MAY 2014 BAD FAITH CASES: COURT PERMITS MOST OF INSURER’S DISCOVERY REQUESTS ADDRESSING THE INSURED’S RESIDENCE WHERE INSURER WAS DECLINING COVERAGE BASED ON ALLEGED MATERIAL MISREPRESETATION ABOUT RESIDENCE; COURT PROHIBITS DISCOVERY OF INSURED’S THIRD PARTY LITIGATION FILE WHERE CLAIM AGAINST INSURER WAS FOR FIRST PARTY MEDICAL BENEFITS (Middle District)
In McBride v. Infinity Prop. & Cas. Corp., the court addressed an insurer’s subpoenas to third parties, arising out of personal injuries from an auto accident. The carrier had refused to pay its insured first party medical benefits on the basis that the insured allegedly misrepresented his state of domicile at the time he made his application for insurance; and that stating the residence as Bushkill, Pennsylvania rather than New York was a material misrepresentation, and there is no coverage due.
The court observed the general propositions that discovery is generally permitted of any items that are relevant or may lead to the discovery of relevant information, and that discovery need not be confined to items of admissible evidence but may encompass that which appears reasonably calculated to lead to the discovery of admissible evidence.
However, a court will not permit discovery where a request is made in bad faith, unduly burdensome, irrelevant to the general subject matter of the action, or relating to confidential or privileged information. A party objecting to discovery bears the burden of demonstrating in specific terms why a discovery request is improper, and must show that the requested materials do not fall within the broad scope of relevance or else are of such marginal relevance that the potential harm occasioned by discovery would outweigh the ordinary presumption in favor of broad disclosure.
The carrier had requested the insured’s litigation file with respect to his third party action against the tortfeasor’s insurer. Thus, because the claim at issue only concerned the right to recoup $5,000 in first party medical benefits the court did not permit discovery into the third party case. The information was irrelevant to the question whether the insured incurred medical costs aggregating to $5,000.00 in connection with the accident.

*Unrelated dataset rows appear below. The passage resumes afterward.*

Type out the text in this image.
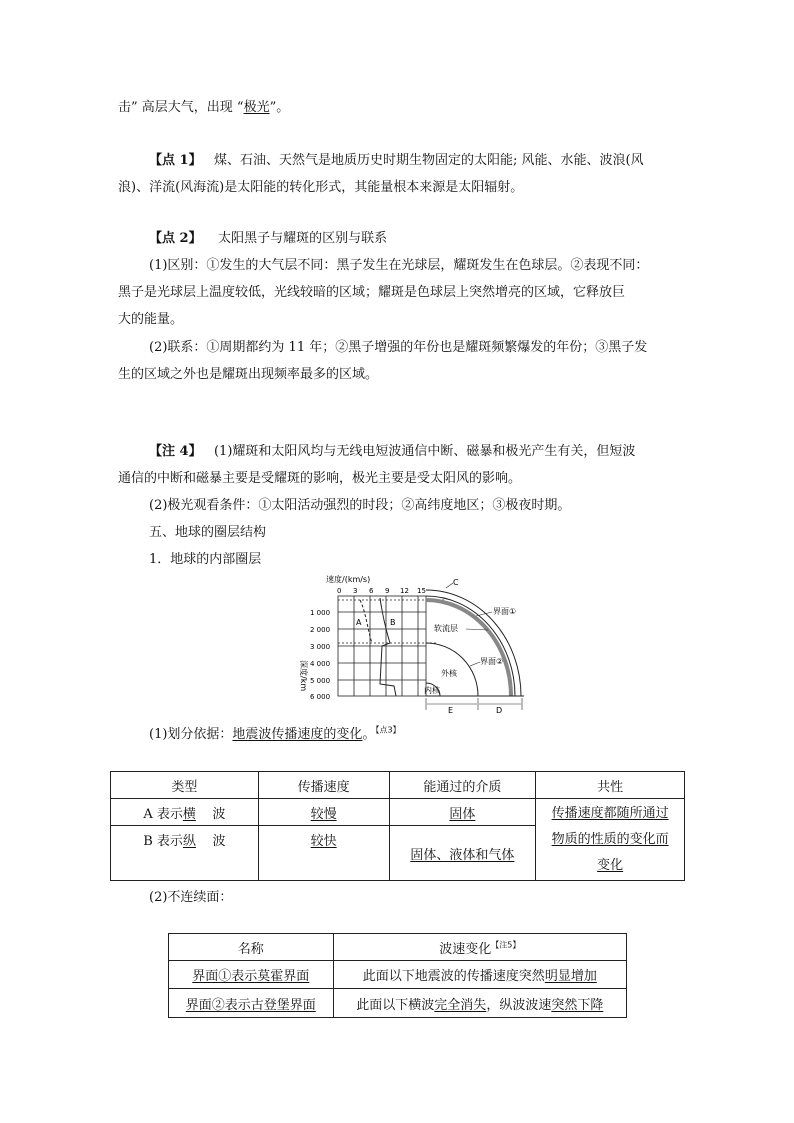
击” 高层大气，出现 “极光”。
【点 1】 煤、石油、天然气是地质历史时期生物固定的太阳能; 风能、水能、波浪(风
浪)、洋流(风海流)是太阳能的转化形式，其能量根本来源是太阳辐射。
【点 2】 太阳黑子与耀斑的区别与联系
(1)区别：①发生的大气层不同：黑子发生在光球层，耀斑发生在色球层。②表现不同：
黑子是光球层上温度较低，光线较暗的区域；耀斑是色球层上突然增亮的区域，它释放巨
大的能量。
(2)联系：①周期都约为 11 年；②黑子增强的年份也是耀斑频繁爆发的年份；③黑子发
生的区域之外也是耀斑出现频率最多的区域。
【注 4】 (1)耀斑和太阳风均与无线电短波通信中断、磁暴和极光产生有关，但短波
通信的中断和磁暴主要是受耀斑的影响，极光主要是受太阳风的影响。
(2)极光观看条件：①太阳活动强烈的时段；②高纬度地区；③极夜时期。
五、地球的圈层结构
1．地球的内部圈层
速度/(km/s)
0 3 6 9 12 15
1 000
2 000
3 000
4 000
5 000
6 000
深度/km
A	B
C
界面①
软流层
界面②
外核
内核
E	D
(1)划分依据：地震波传播速度的变化。$^{【点3】}$
类型	传播速度	能通过的介质	共性
A 表示横 波	较慢	固体	传播速度都随所通过
物质的性质的变化而
变化
B 表示纵 波	较快	固体、液体和气体	
(2)不连续面：
名称	波速变化$^{【注5】}$
界面①表示莫霍界面	此面以下地震波的传播速度突然明显增加
界面②表示古登堡界面	此面以下横波完全消失，纵波波速突然下降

The insurer could find the answer from the records of the treating physicians’ records, or by deposition if necessary. There was “no need to intrude into Plaintiff’s litigation file, which includes documents that generally fall under the protection of the attorney/client privilege, when the relevant information is easily obtainable from other reliable sources.”

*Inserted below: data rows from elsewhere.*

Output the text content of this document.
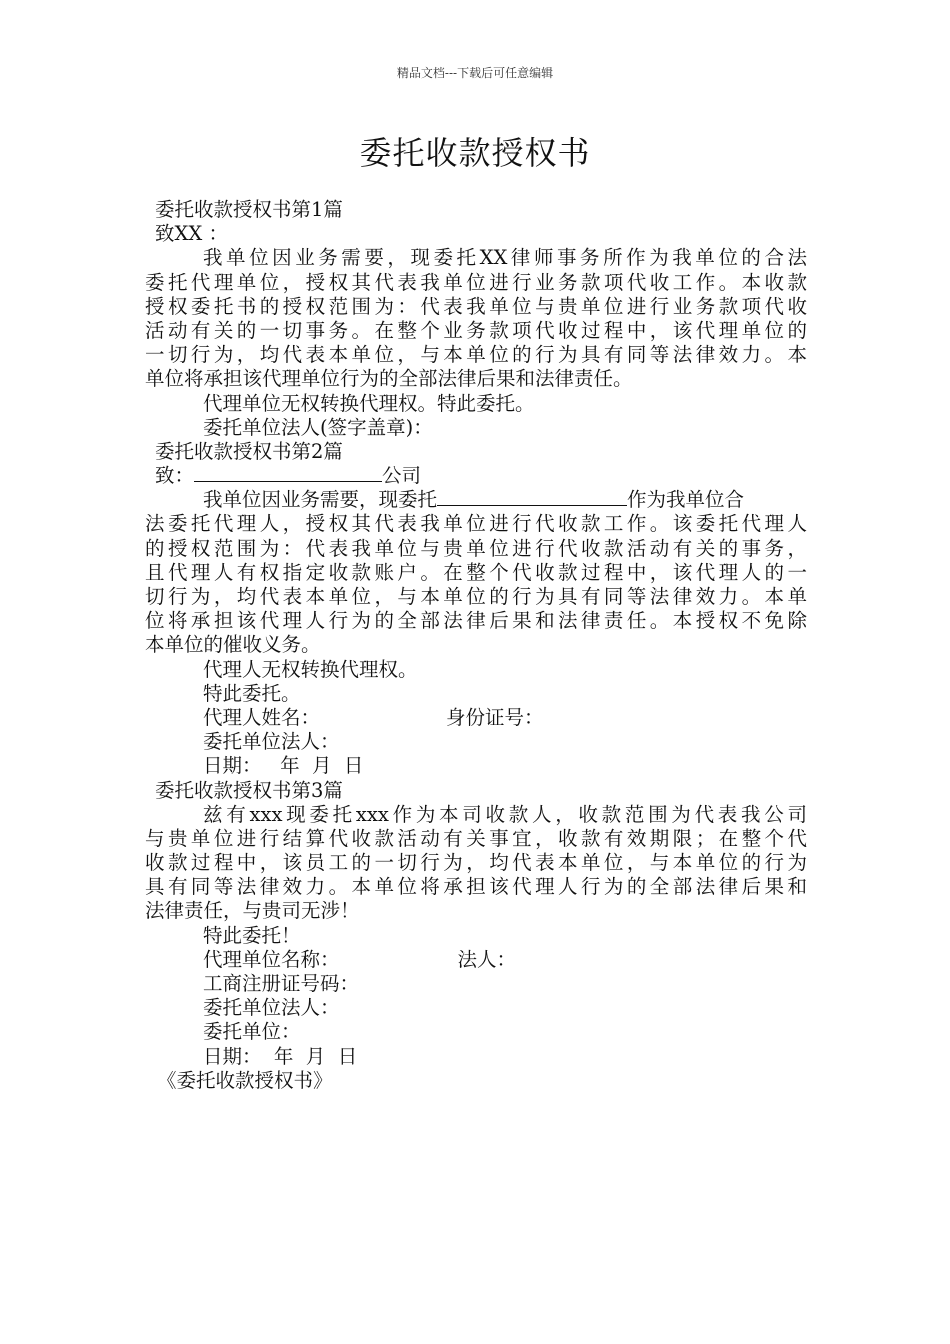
精品文档---下载后可任意编辑
委托收款授权书
委托收款授权书第1篇
致XX ：
我单位因业务需要，现委托XX律师事务所作为我单位的合法
委托代理单位，授权其代表我单位进行业务款项代收工作。本收款
授权委托书的授权范围为：代表我单位与贵单位进行业务款项代收
活动有关的一切事务。在整个业务款项代收过程中，该代理单位的
一切行为，均代表本单位，与本单位的行为具有同等法律效力。本
单位将承担该代理单位行为的全部法律后果和法律责任。
代理单位无权转换代理权。特此委托。
委托单位法人(签字盖章)：
委托收款授权书第2篇
致：	公司
我单位因业务需要，现委托	作为我单位合
法委托代理人，授权其代表我单位进行代收款工作。该委托代理人
的授权范围为：代表我单位与贵单位进行代收款活动有关的事务，
且代理人有权指定收款账户。在整个代收款过程中，该代理人的一
切行为，均代表本单位，与本单位的行为具有同等法律效力。本单
位将承担该代理人行为的全部法律后果和法律责任。本授权不免除
本单位的催收义务。
代理人无权转换代理权。
特此委托。
代理人姓名：	身份证号：
委托单位法人：
日期：   年  月  日
委托收款授权书第3篇
兹有xxx现委托xxx作为本司收款人，收款范围为代表我公司
与贵单位进行结算代收款活动有关事宜，收款有效期限；在整个代
收款过程中，该员工的一切行为，均代表本单位，与本单位的行为
具有同等法律效力。本单位将承担该代理人行为的全部法律后果和
法律责任，与贵司无涉！
特此委托！
代理单位名称：	法人：
工商注册证号码：
委托单位法人：
委托单位：
日期：  年  月  日
《委托收款授权书》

Second, the carrier asked for tax returns. The insured admitted he moved to Pennsylvania in 2012, so tax returns before that time were irrelevant, but on or after that time were relevant because the residence identified on the tax return would be relevant in comparing that to the residence listed on the insurance application.

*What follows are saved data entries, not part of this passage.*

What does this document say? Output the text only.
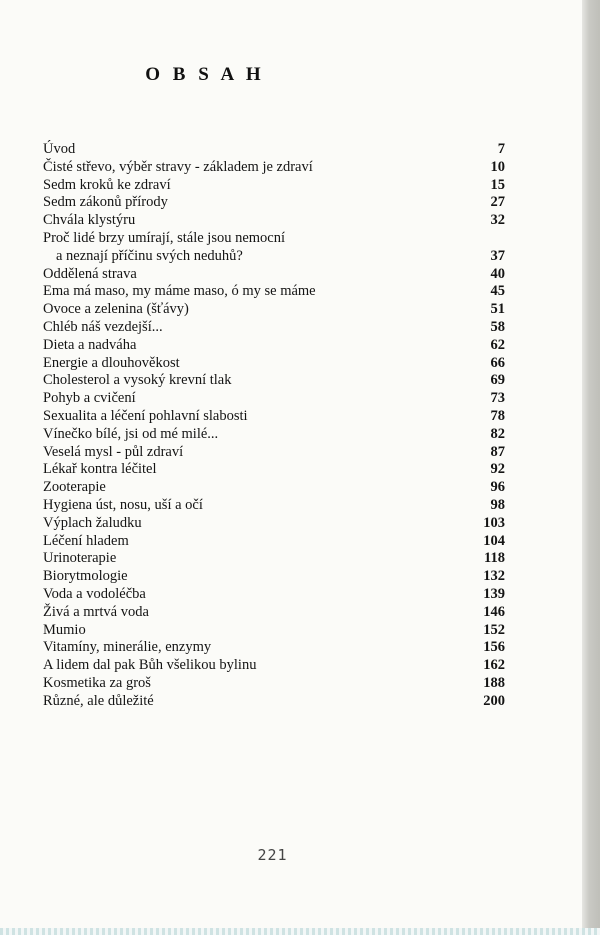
O B S A H
Úvod	7
Čisté střevo, výběr stravy - základem je zdraví	10
Sedm kroků ke zdraví	15
Sedm zákonů přírody	27
Chvála klystýru	32
Proč lidé brzy umírají, stále jsou nemocní
a neznají příčinu svých neduhů?	37
Oddělená strava	40
Ema má maso, my máme maso, ó my se máme	45
Ovoce a zelenina (šťávy)	51
Chléb náš vezdejší...	58
Dieta a nadváha	62
Energie a dlouhověkost	66
Cholesterol a vysoký krevní tlak	69
Pohyb a cvičení	73
Sexualita a léčení pohlavní slabosti	78
Vínečko bílé, jsi od mé milé...	82
Veselá mysl - půl zdraví	87
Lékař kontra léčitel	92
Zooterapie	96
Hygiena úst, nosu, uší a očí	98
Výplach žaludku	103
Léčení hladem	104
Urinoterapie	118
Biorytmologie	132
Voda a vodoléčba	139
Živá a mrtvá voda	146
Mumio	152
Vitamíny, minerálie, enzymy	156
A lidem dal pak Bůh všelikou bylinu	162
Kosmetika za groš	188
Různé, ale důležité	200
221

The same logic followed in permitting discovery on voter identification. Next, the court permitted discovery of bank statements and credit card records as relevant to showing travel patterns, as the application stated the insured would generally be within a 50 mile radius of Bushkill; but again, this was limited to 2012 and thereafter. The actual balances and amounts could be redacted.
The court permitted subpoenas on banks, but these had to be reissued to encompass only the relevant time period.
Next plaintiff was required to produce documents relating to the receipt of government benefits for the relevant time period, and documents related to the insured driving a motor vehicle for the same time. The court refused to order documents for a business related to the insured, even though they would have been discoverable, because the company never got off the ground and so did not exist, and the court was not going to order production of nonexistent documents.
Noting that property ownership did not necessarily reveal residence, the court still permitted discovery of real property records for the relevant time period. On the other hand, the court readily permitted discovery of documents exchanged between the insured and his landlords in Pennsylvania and New York during the relevant period (other than anything of a truly personal nature).
Next the court permitted a subpoena to the New York Office of Temporary and Disability Assistance, which was potentially relevant to resolution of the main issue in this case, but its temporal scope had to be narrowed. If reissued along these lines, the court cautioned against further objection to this subpoena. Finally, the court permitting a subpoena directed to the Doe Fund, Inc. so long as temporally limited, and if done in accord with that directive, the court instructed the insured not to lodge any further objections.